Method: This study investigated adaptive mucosal immune responses to GAS in TLR2-/- and TLR4-/-mice with an intranasal infection model.
Results: FACS analyses of Nasal-Associated Lymphoid Tissue (NALT) cells showed that robust Th17 responses to GAS in WT mice were reduced in TLR2-/- mice by 50%. Conversely, antibody levels and follicular T (Tfh) and B cells in germinal center of NALT were significantly higher in TLR2-/-than in WT mice. However, antibody response to soluble antigens co-immunized with GAS was similar in WT and TLR2-/- mice. Moreover, the adaptive clearance of GAS in TLR2-/- mice was as efficient as in WT mice, whereas, it was significantly impaired in TLR4-/- mice, in which antibody responses were significantly lower than in WT mice.

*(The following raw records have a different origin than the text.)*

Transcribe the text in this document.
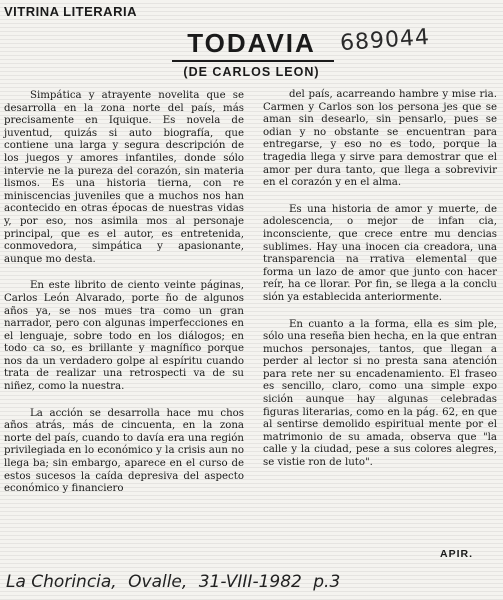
VITRINA LITERARIA
689044
TODAVIA
(DE CARLOS LEON)

Simpática y atrayente novelita que se desarrolla en la zona norte del país, más precisamente en Iquique. Es novela de juventud, quizás si auto biografía, que contiene una larga y segura descripción de los juegos y amores infantiles, donde sólo intervie ne la pureza del corazón, sin materia lismos. Es una historia tierna, con re miniscencias juveniles que a muchos nos han acontecido en otras épocas de nuestras vidas y, por eso, nos asimila mos al personaje principal, que es el autor, es entretenida, conmovedora, simpática y apasionante, aunque mo desta.

En este librito de ciento veinte páginas, Carlos León Alvarado, porte ño de algunos años ya, se nos mues tra como un gran narrador, pero con algunas imperfecciones en el lenguaje, sobre todo en los diálogos; en todo ca so, es brillante y magnífico porque nos da un verdadero golpe al espíritu cuando trata de realizar una retrospecti va de su niñez, como la nuestra.

La acción se desarrolla hace mu chos años atrás, más de cincuenta, en la zona norte del país, cuando to davía era una región privilegiada en lo económico y la crisis aun no llega ba; sin embargo, aparece en el curso de estos sucesos la caída depresiva del aspecto económico y financiero

del país, acarreando hambre y mise ria. Carmen y Carlos son los persona jes que se aman sin desearlo, sin pensarlo, pues se odian y no obstante se encuentran para entregarse, y eso no es todo, porque la tragedia llega y sirve para demostrar que el amor per dura tanto, que llega a sobrevivir en el corazón y en el alma.

Es una historia de amor y muerte, de adolescencia, o mejor de infan cia, inconsciente, que crece entre mu dencias sublimes. Hay una inocen cia creadora, una transparencia na rrativa elemental que forma un lazo de amor que junto con hacer reír, ha ce llorar. Por fin, se llega a la conclu sión ya establecida anteriormente.

En cuanto a la forma, ella es sim ple, sólo una reseña bien hecha, en la que entran muchos personajes, tantos, que llegan a perder al lector si no presta sana atención para rete ner su encadenamiento. El fraseo es sencillo, claro, como una simple expo sición aunque hay algunas celebradas figuras literarias, como en la pág. 62, en que al sentirse demolido espiritual mente por el matrimonio de su amada, observa que "la calle y la ciudad, pese a sus colores alegres, se vistie ron de luto".

APIR.
La Chorincia, Ovalle, 31-VIII-1982 p.3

Conclusion: Activation of TLR2 by GAS is responsible for massive Th17 activation and deficient antibody response, which may increase predisposition to GAS-related autoimmunity and reduce efficiency of protection.
Key words: Group A Streptococcus (GAS); Toll-like receptor 2 (TLR2); Toll-like receptor 4 (TLR4); Th17; Mucosal immunity.